Suppose that "pos" is 4000. Isn't "pos_devb" then going to be zero, and we will wind up clearing all the dirty bits in vm_page_clear_dirty()?

kib marked an inline comment as done.Jul 22 2017, 7:45 PM
kib added inline comments.
sys/vm/vnode_pager.c
1341 ↗(On Diff #31084)

I moved masking before roundup. I believe this clears the issue you pointed out.

But in this case we would clean all dirty bits anyway.

kib marked an inline comment as done.

Mask before rounding up.

I ran all of the NFS tests I have plus a new one that triggered problem on a pristine kernel.
Fix verified. No problems seen.

sys/fs/nfsclient/nfs_clbio.c
342 ↗(On Diff #31089)

Is it not possible for "np->n_size - offset" to overflow the "int" type that this parameter is declared as? Then, you could have spurious iterations of the new loop in vnode_pager_undirty_pages().

As an aside, I don't see why ncl_putpages() initializes rtvals[] while the n_mtx is held.

sys/vm/vnode_pager.c
1339 ↗(On Diff #31089)

I don't really understand this initialization of i. How do we know that OFF_TO_IDX(trunc_page(eof)) is a valid index into the page array?

sys/vm/vnode_pager.c
1339 ↗(On Diff #31089)

It may not be, but in those cases I believe that "pos >= lpos".

Change type of eof argument to off_t. Check the eof >= lpos before assigning to pos. These measures should avoid truncation.

Unrelated, move rtvals initialization in ncl_putpages() out of the region protected by nfs node mutex.

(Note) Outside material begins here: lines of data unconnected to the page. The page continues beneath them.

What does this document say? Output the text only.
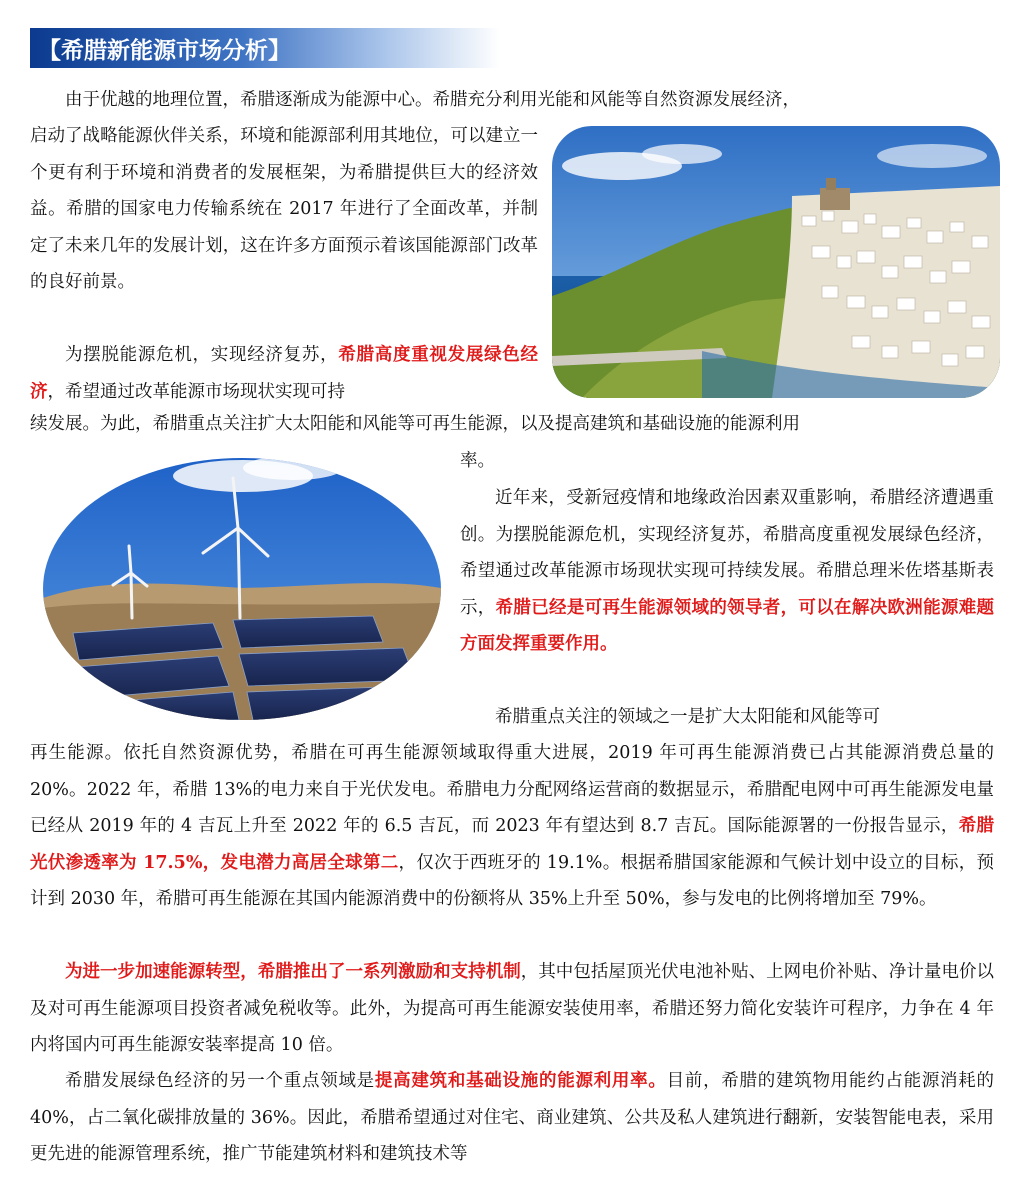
【希腊新能源市场分析】

由于优越的地理位置，希腊逐渐成为能源中心。希腊充分利用光能和风能等自然资源发展经济，

启动了战略能源伙伴关系，环境和能源部利用其地位，可以建立一个更有利于环境和消费者的发展框架，为希腊提供巨大的经济效益。希腊的国家电力传输系统在 2017 年进行了全面改革，并制定了未来几年的发展计划，这在许多方面预示着该国能源部门改革的良好前景。

为摆脱能源危机，实现经济复苏，希腊高度重视发展绿色经济，希望通过改革能源市场现状实现可持

续发展。为此，希腊重点关注扩大太阳能和风能等可再生能源，以及提高建筑和基础设施的能源利用

率。

近年来，受新冠疫情和地缘政治因素双重影响，希腊经济遭遇重创。为摆脱能源危机，实现经济复苏，希腊高度重视发展绿色经济，希望通过改革能源市场现状实现可持续发展。希腊总理米佐塔基斯表示，希腊已经是可再生能源领域的领导者，可以在解决欧洲能源难题方面发挥重要作用。

希腊重点关注的领域之一是扩大太阳能和风能等可

再生能源。依托自然资源优势，希腊在可再生能源领域取得重大进展，2019 年可再生能源消费已占其能源消费总量的 20%。2022 年，希腊 13%的电力来自于光伏发电。希腊电力分配网络运营商的数据显示，希腊配电网中可再生能源发电量已经从 2019 年的 4 吉瓦上升至 2022 年的 6.5 吉瓦，而 2023 年有望达到 8.7 吉瓦。国际能源署的一份报告显示，希腊光伏渗透率为 17.5%，发电潜力高居全球第二，仅次于西班牙的 19.1%。根据希腊国家能源和气候计划中设立的目标，预计到 2030 年，希腊可再生能源在其国内能源消费中的份额将从 35%上升至 50%，参与发电的比例将增加至 79%。

为进一步加速能源转型，希腊推出了一系列激励和支持机制，其中包括屋顶光伏电池补贴、上网电价补贴、净计量电价以及对可再生能源项目投资者减免税收等。此外，为提高可再生能源安装使用率，希腊还努力简化安装许可程序，力争在 4 年内将国内可再生能源安装率提高 10 倍。

希腊发展绿色经济的另一个重点领域是提高建筑和基础设施的能源利用率。目前，希腊的建筑物用能约占能源消耗的 40%，占二氧化碳排放量的 36%。因此，希腊希望通过对住宅、商业建筑、公共及私人建筑进行翻新，安装智能电表，采用更先进的能源管理系统，推广节能建筑材料和建筑技术等
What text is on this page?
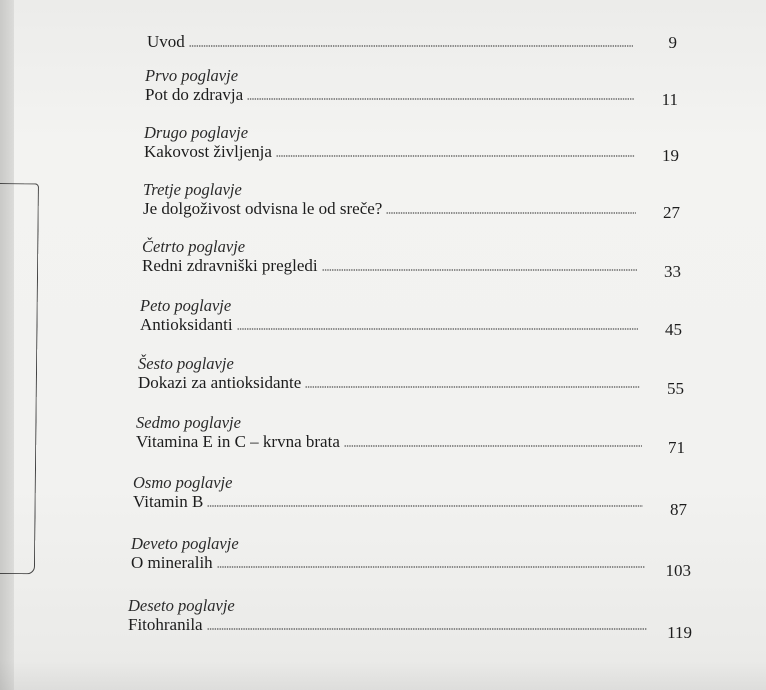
Uvod	9
Prvo poglavje
Pot do zdravja	11
Drugo poglavje
Kakovost življenja	19
Tretje poglavje
Je dolgoživost odvisna le od sreče?	27
Četrto poglavje
Redni zdravniški pregledi	33
Peto poglavje
Antioksidanti	45
Šesto poglavje
Dokazi za antioksidante	55
Sedmo poglavje
Vitamina E in C – krvna brata	71
Osmo poglavje
Vitamin B	87
Deveto poglavje
O mineralih	103
Deseto poglavje
Fitohranila	119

This revision is now accepted and ready to land.Jul 24 2017, 4:37 PM

I think that the code is correct.

sys/vm/vnode_pager.c
1318–1320 ↗(On Diff #31123)

I think that a block comment describing what this function does and especially what the new parameters represent would be helpful. For example, "eof" is not the length of the file as most people might expect.

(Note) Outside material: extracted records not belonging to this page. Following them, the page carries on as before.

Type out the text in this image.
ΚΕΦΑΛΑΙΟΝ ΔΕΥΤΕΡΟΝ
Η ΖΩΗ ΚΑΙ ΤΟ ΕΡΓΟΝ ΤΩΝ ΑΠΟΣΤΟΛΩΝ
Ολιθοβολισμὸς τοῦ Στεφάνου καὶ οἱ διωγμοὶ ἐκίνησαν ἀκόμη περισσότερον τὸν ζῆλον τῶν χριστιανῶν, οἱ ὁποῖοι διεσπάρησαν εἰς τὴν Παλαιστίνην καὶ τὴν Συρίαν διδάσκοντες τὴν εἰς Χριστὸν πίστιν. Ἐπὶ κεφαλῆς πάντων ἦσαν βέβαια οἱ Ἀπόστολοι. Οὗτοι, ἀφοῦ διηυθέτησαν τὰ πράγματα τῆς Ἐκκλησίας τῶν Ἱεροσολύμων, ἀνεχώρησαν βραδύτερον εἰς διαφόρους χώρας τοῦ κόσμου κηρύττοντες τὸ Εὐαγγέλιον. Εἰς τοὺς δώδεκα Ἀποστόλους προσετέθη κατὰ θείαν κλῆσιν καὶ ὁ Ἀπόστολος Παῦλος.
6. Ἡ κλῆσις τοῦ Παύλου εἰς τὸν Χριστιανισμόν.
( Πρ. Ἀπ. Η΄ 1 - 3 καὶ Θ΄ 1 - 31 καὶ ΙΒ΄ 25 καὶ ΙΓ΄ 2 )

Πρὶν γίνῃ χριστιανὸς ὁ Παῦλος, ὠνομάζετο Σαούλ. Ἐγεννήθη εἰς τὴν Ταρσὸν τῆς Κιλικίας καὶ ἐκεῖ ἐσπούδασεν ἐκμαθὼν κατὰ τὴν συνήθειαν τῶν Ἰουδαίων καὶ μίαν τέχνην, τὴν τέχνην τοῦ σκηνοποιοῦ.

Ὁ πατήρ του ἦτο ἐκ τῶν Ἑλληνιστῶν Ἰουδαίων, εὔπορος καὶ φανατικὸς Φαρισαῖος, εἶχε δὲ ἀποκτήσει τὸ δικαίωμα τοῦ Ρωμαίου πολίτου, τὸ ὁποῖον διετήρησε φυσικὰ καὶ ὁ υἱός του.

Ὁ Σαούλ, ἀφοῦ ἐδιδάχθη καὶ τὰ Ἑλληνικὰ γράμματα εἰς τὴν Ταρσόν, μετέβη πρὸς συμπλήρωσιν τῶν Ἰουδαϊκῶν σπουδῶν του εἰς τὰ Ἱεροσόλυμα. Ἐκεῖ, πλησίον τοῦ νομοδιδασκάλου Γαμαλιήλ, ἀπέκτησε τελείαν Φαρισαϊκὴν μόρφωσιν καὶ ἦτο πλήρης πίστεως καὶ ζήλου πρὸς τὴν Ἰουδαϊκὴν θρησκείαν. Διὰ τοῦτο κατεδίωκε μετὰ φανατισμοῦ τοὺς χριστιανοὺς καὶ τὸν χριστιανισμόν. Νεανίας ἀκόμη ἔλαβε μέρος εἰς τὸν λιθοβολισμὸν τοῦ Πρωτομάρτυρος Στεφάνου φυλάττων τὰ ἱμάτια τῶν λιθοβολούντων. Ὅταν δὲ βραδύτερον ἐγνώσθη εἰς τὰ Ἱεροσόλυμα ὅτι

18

1346–1347 ↗(On Diff #31123)

I would suggest a comment explaining these two lines as well.

kib edited edge metadata.

Add comments.

This revision now requires review to proceed.Jul 25 2017, 7:02 AM
markj added inline comments.
sys/vm/vnode_pager.c
1359 ↗(On Diff #31162)

"the whole page"

1363 ↗(On Diff #31162)

"the" can be removed here.

This revision is now accepted and ready to land.Jul 25 2017, 7:47 PM
sys/vm/vnode_pager.c
1322 ↗(On Diff #31162)

-> "... specifies the page ..."

1323 ↗(On Diff #31162)

-> "... bytes, and the ... bytes were actually ...

1324 ↗(On Diff #31162)

"lpos" -> "eof" here?

1325 ↗(On Diff #31162)

-> "... the vnode using the absolute file position of the first byte in the run as the base from which it is computed."?

1359 ↗(On Diff #31162)

-> "... mark the whole ..."

1360 ↗(On Diff #31162)

The wording here is a bit confusing in the sense that it would lead one to expect that the dirty field is being clear right here in the next snippet of code.

1363 ↗(On Diff #31162)

-> "... creating write ..." (i.e., drop the "the" here)

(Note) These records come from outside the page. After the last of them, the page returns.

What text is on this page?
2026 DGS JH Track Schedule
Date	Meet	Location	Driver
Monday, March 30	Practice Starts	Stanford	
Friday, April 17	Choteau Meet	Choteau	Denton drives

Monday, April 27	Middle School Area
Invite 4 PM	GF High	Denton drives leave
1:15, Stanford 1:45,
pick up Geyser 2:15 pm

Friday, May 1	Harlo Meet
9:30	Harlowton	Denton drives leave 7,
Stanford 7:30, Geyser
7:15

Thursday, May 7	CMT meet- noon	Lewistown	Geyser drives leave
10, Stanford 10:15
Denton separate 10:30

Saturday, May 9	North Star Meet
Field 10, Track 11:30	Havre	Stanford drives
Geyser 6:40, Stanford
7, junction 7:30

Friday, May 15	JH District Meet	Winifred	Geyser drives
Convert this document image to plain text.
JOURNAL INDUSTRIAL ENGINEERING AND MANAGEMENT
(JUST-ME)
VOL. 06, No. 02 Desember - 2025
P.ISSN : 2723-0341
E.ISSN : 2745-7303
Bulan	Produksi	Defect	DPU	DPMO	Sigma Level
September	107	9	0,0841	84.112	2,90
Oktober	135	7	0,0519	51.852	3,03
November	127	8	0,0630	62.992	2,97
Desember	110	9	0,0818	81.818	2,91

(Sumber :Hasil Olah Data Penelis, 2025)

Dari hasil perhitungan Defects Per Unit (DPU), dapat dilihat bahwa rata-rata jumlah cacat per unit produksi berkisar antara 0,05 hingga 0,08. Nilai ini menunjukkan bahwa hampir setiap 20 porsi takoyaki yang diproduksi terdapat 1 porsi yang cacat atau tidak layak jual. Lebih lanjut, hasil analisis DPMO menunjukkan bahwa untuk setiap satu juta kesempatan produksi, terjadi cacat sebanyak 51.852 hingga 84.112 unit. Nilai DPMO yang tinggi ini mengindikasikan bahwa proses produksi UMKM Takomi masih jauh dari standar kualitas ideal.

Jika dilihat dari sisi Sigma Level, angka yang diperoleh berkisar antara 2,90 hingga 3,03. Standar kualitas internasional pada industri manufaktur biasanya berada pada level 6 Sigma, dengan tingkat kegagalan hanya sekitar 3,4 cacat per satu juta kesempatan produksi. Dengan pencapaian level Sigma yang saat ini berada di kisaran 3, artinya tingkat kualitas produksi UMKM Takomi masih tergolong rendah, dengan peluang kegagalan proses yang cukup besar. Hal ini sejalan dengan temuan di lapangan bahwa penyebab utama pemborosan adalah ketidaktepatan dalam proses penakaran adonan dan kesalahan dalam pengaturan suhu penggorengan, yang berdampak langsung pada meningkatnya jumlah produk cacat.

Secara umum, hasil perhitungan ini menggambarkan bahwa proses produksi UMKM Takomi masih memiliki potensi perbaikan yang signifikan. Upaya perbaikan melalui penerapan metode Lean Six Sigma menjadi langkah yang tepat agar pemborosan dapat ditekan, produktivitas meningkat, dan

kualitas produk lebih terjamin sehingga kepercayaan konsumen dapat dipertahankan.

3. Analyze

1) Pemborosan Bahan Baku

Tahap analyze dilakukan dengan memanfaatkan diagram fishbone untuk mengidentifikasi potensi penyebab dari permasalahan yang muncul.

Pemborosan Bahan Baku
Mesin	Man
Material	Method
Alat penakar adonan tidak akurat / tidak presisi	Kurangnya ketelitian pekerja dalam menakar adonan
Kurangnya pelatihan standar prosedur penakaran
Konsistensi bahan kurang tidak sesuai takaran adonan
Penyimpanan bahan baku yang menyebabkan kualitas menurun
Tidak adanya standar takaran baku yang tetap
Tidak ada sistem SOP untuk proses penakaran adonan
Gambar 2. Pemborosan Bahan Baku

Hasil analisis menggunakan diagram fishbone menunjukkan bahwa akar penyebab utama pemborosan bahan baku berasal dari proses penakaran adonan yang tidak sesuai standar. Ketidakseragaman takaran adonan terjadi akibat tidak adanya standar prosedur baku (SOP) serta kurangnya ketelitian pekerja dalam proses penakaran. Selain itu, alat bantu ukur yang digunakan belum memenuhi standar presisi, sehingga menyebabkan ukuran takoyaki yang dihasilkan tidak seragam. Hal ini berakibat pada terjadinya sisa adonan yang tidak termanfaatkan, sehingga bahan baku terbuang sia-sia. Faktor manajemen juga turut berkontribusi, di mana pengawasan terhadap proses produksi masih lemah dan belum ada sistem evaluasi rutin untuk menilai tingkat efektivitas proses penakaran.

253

kib marked 9 inline comments as done.Jul 26 2017, 6:29 AM
kib edited edge metadata.

Edit comments.

This revision now requires review to proceed.Jul 26 2017, 6:31 AM
sys/vm/vnode_pager.c
1368–1369 ↗(On Diff #31209)

I think that one of my earlier comments still applies here: "The wording here is a bit confusing in the sense that it would lead one to expect that the dirty field is being cleared right here..." But, instead, rtvals[] is being updated.

Move the 'eof' comment to cover the whole branch, reformulate it slightly.

sys/vm/vnode_pager.c
1367 ↗(On Diff #31217)

According to the comment, this line should be "... == 0)", not "... == VM_PAGE_BITS_ALL)". Which is correct? :-)

Fix the condition.
Split comments.

This revision is now accepted and ready to land.Jul 26 2017, 7:54 PM
This revision was automatically updated to reflect the committed changes.